Jurjani, Zayn al-Din Abu Ibrahim Isma'il bin Husayn al-. Dhakhirah-i Khwarazm-Shahi.

[Probably Anatolia, ca. 1490 / late 15th century CE].

Arabic manuscript on paper with somewhat wavy laid lines only (335 x 239 mm; text area 263 x 176 mm), 544 ff., written in a tidy nasta'liq, 35 lines to the page, text frame of red and blue rules, important words and phrases in red or in larger naskhi; chapter headings repeated in margins in a bold calligraphic script, several marginal annotations in various contemporary and later hands. Early 20th century brown roan preserving covers of contemporary morocco binding blind-stamped with a single tool to form a central motif of three interlocking lozenges, smaller lozenges above and below, blind-stamped corner-pieces.


Very rare Arabic translation of Al Jurjani's important medical compendium, the first major medical text written in the Persian language.

Jurjani (d. 1136) "went to live in Khwarizm in 504/1110 and became attached to the Khwarizmshahs Kutb al-Din Muhammad, to whom he dedicated his 'Dhakirah', and Atsiz b. Muhammad [...] His 'Dhakirah Khwarizmshahi', probably the first medical Encyclopaedia written in Persian and containing about 450,000 words, is one of the most important works of its kind; it also exists in an Arabic version, and was translated into Turkish and (in an abbreviated form) into Hebrew" (Encyclopaedia of Islam).
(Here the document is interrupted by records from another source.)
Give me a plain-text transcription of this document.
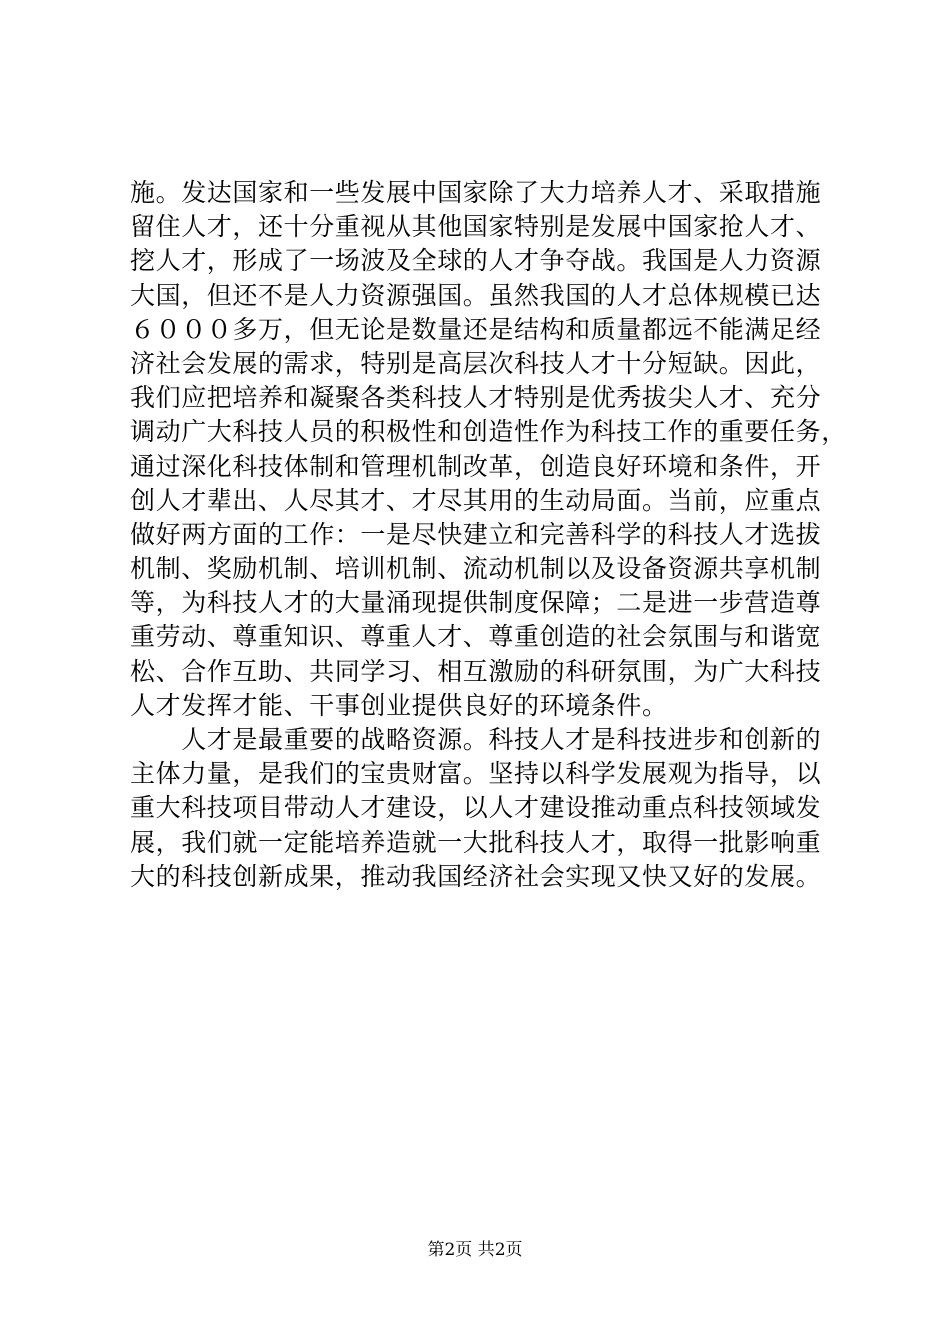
施。发达国家和一些发展中国家除了大力培养人才、采取措施
留住人才，还十分重视从其他国家特别是发展中国家抢人才、
挖人才，形成了一场波及全球的人才争夺战。我国是人力资源
大国，但还不是人力资源强国。虽然我国的人才总体规模已达
６０００多万，但无论是数量还是结构和质量都远不能满足经
济社会发展的需求，特别是高层次科技人才十分短缺。因此，
我们应把培养和凝聚各类科技人才特别是优秀拔尖人才、充分
调动广大科技人员的积极性和创造性作为科技工作的重要任务，
通过深化科技体制和管理机制改革，创造良好环境和条件，开
创人才辈出、人尽其才、才尽其用的生动局面。当前，应重点
做好两方面的工作：一是尽快建立和完善科学的科技人才选拔
机制、奖励机制、培训机制、流动机制以及设备资源共享机制
等，为科技人才的大量涌现提供制度保障；二是进一步营造尊
重劳动、尊重知识、尊重人才、尊重创造的社会氛围与和谐宽
松、合作互助、共同学习、相互激励的科研氛围，为广大科技
人才发挥才能、干事创业提供良好的环境条件。
　　人才是最重要的战略资源。科技人才是科技进步和创新的
主体力量，是我们的宝贵财富。坚持以科学发展观为指导，以
重大科技项目带动人才建设，以人才建设推动重点科技领域发
展，我们就一定能培养造就一大批科技人才，取得一批影响重
大的科技创新成果，推动我国经济社会实现又快又好的发展。
第2页 共2页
Modelled on the Qanun of Ibn Sina (Avicenna), the "Dhakirah" is divided into ten books, covering: definition and utility of medicine, and the structure and powers of the human body; health and disease, in general, including causes and symptoms of disease, and accidents of the body; the preservation of health; diagnosis, crisis and prognosis; fevers and their treatment; local diseases and their treatment; tumours, ulcers and so forth; the care of the external parts of the body (hair, skin, nails, and so on); poisons and antidotes; and simple and compound drugs.
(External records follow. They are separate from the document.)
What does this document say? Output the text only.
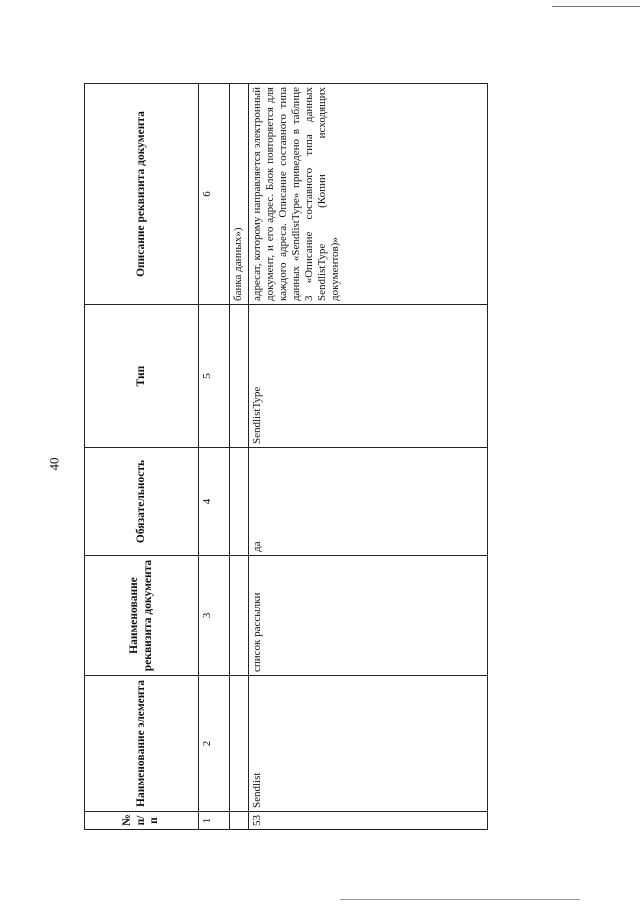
40
№ п/п	Наименование элемента	Наименование реквизита документа	Обязательность	Тип	Описание реквизита документа
1	2	3	4	5	6
					банка данных»)
53	Sendlist	список рассылки	да	SendlistType	адресат, которому направляется электронный документ, и его адрес. Блок повторяется для каждого адреса. Описание составного типа данных «SendlistType» приведено в таблице 3 «Описание составного типа данных SendlistType (Копии исходящих документов)»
Binding stained and rubbed. Various seal impressions (some erased) on first and second leaves and at end of text. Paper shows some splashes, soiling and staining, first leaf re-attached and with loss of one or two words on verso (sense recoverable), margins of last few leaves strengthened, but generally in good, sound condition. Provenance: Abdul-Malik bin Mahmud al-Mausuli al-tabib ("the physician"), with his ownership inscription dated 5 Rajab 913 AH (10 Nov. 1507) at the Mu'ayiddi hospital in Mosul; the distinguished German ophthalmologist and Arabist Max Meyerhof (1874-1945), with his bookplate on the front pastedown.

GAL I, 487 & S I, 889. Cf. Keshavarz, A descriptive and analytical catalogue of Persian manuscripts in the library of the Wellcome Institute for the History of Medicine, pp. 52-54 & p. 149. Fihrist records no copies of the Arabic translation.